The Onion: Humor in Shackles


This week The Onion is experimenting with an 18th century period theme. This is quite tedious to begin with, but the hateful and spectacularly unfunny "Humor in Shackles," which features mock jokes about the torture and killing of black slaves, is in the worst possible taste. Mark Twain's classic anti-slavery novel Adventures of Huckleberry Finn uses the word "nigger" over 200 times yet manages to depict its black and white characters as deeply human. "Humor in Shackles," despite its PC language, merely exploits horrific imagery in order to turn the knee-jerk mechanism of dehumanization back onto the white slave owners, committing itself to the same mentality of tribalist hatred and oppression that permits atrocities like slavery in the first place. Shitty satire* merely perpetuates the kind of thinking it purports to criticize, and this week's issue of The Onion is a case in point. Boo-urns.

RATING: Humor in Shackles 1%
Adventures of Huckleberry Finn 99%

*Also see Stuff White People Like and Wonder Showzen.
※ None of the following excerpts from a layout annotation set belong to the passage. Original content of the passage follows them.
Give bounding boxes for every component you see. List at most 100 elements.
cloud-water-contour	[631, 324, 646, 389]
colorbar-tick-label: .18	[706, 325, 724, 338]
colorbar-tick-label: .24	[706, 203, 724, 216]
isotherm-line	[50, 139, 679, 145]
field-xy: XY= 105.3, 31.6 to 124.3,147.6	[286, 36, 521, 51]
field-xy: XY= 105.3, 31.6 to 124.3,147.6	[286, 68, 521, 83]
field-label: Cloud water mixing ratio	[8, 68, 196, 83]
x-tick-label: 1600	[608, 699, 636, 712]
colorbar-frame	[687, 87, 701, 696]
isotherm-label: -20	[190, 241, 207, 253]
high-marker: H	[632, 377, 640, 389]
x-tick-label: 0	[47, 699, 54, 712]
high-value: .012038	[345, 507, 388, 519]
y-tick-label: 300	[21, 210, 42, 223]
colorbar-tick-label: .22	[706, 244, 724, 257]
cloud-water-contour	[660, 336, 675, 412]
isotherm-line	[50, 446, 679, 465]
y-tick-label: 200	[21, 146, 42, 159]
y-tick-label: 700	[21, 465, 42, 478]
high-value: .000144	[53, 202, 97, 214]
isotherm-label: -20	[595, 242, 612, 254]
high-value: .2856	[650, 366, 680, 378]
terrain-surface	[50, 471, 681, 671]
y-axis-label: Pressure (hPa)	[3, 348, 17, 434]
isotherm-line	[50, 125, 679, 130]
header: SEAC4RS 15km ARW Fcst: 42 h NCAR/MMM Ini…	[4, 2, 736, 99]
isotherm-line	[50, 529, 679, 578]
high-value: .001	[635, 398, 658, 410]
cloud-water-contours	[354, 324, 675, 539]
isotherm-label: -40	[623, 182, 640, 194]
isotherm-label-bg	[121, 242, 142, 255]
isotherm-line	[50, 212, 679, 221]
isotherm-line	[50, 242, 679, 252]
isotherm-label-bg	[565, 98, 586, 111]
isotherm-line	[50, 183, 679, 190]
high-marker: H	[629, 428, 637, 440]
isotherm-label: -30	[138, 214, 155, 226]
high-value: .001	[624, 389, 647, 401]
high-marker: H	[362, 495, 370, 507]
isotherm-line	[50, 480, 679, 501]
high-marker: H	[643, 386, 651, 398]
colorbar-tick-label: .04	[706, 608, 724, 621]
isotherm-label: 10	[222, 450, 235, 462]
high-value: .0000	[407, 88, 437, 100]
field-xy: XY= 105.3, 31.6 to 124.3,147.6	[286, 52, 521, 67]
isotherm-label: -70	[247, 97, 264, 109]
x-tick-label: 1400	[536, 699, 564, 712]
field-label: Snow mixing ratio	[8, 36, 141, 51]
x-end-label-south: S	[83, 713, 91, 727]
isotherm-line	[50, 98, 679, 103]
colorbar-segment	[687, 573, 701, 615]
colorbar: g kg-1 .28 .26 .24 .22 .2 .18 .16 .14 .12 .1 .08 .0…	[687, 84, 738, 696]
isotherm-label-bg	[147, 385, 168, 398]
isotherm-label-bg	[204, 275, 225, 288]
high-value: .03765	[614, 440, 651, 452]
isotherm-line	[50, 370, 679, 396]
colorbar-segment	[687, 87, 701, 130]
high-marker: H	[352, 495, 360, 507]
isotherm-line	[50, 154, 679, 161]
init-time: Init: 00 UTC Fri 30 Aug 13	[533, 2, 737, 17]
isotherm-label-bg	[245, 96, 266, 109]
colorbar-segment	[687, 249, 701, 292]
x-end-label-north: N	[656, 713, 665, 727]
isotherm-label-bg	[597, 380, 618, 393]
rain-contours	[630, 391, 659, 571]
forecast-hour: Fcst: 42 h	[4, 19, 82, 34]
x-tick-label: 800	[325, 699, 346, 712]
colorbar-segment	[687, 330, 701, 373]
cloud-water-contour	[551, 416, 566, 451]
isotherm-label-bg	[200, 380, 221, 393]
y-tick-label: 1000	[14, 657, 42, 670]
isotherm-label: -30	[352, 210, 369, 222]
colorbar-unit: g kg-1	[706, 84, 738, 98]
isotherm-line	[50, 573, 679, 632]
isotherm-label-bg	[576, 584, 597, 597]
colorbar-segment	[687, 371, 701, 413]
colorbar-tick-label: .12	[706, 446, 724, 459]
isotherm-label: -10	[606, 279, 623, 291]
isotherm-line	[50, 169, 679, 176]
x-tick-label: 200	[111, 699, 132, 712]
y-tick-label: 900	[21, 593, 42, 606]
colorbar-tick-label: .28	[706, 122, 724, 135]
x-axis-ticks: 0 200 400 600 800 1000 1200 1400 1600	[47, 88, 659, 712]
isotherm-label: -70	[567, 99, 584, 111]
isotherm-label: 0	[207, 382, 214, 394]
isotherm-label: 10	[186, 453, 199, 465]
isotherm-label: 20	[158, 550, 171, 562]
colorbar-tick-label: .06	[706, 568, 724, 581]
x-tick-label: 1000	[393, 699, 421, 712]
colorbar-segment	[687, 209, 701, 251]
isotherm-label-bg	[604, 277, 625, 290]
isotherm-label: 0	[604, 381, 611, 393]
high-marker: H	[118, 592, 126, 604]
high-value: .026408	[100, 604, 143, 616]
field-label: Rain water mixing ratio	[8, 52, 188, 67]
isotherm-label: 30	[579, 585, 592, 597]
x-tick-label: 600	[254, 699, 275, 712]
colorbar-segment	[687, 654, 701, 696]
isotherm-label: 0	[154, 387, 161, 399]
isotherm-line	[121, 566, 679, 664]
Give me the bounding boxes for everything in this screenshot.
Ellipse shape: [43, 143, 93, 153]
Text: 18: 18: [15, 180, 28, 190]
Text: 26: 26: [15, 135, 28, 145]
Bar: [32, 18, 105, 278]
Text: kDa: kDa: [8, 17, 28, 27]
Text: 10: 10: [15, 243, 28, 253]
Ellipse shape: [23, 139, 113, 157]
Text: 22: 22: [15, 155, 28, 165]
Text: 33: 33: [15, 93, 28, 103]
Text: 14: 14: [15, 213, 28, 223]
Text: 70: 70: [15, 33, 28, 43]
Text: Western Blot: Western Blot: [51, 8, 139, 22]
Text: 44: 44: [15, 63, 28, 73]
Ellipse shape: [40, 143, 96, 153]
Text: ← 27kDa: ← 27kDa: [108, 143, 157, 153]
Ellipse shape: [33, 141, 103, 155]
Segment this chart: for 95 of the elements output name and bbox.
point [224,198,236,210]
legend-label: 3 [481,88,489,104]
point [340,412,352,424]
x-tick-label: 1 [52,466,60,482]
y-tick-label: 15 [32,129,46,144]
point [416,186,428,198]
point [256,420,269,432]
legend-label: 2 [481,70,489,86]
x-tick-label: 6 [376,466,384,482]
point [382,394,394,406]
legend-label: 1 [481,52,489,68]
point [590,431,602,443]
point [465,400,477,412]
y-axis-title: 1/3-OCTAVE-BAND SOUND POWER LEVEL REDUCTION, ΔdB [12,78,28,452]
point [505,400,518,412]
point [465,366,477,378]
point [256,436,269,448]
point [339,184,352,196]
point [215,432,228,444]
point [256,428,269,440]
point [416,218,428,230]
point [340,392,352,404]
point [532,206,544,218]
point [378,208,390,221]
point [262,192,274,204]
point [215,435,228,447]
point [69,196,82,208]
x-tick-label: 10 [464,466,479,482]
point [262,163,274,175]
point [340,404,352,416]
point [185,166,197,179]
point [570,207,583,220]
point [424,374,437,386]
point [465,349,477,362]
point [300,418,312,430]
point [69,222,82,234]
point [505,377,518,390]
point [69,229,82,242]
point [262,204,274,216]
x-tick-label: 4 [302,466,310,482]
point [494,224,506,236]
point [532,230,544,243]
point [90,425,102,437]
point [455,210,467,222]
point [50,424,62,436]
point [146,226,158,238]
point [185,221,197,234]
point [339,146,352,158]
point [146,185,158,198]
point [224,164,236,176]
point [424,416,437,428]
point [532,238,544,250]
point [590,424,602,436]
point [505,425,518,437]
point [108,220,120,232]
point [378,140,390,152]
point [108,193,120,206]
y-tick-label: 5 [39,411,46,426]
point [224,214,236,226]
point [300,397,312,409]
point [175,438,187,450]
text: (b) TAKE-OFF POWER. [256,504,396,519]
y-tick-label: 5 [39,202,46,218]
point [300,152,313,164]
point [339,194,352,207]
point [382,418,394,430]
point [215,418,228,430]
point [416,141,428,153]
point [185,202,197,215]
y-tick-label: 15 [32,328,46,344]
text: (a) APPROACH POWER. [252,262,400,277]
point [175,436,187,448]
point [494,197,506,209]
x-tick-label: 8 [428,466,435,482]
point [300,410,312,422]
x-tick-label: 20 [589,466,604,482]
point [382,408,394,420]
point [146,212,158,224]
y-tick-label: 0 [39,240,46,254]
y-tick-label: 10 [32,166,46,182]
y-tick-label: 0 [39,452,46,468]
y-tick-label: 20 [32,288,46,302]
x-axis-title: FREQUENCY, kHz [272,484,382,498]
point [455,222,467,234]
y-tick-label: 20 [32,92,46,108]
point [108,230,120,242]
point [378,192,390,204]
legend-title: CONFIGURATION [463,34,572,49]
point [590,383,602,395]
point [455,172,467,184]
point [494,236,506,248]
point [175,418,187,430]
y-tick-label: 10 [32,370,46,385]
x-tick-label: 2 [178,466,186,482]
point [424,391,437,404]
(Image from bbb.videokitchen.tv.)

4 comments:

Anonymous said...

Wow. You guys. I thought this was the place to find toilet humor and jokes about Fence magazine... I must have made a wrong turn in Albuquerque...

Anonymous said...

I thought we were replacing "nigger" with "that one"?

John said...

Yeah, speaking of "horrific imagery," I hear most Fence magazine covers look like someone barfed a bunch of pencils at them at high speed.

Diarrhea.

John said...

And you be careful with that n word, anonymous. It might be in quotation marks, but it's still mean.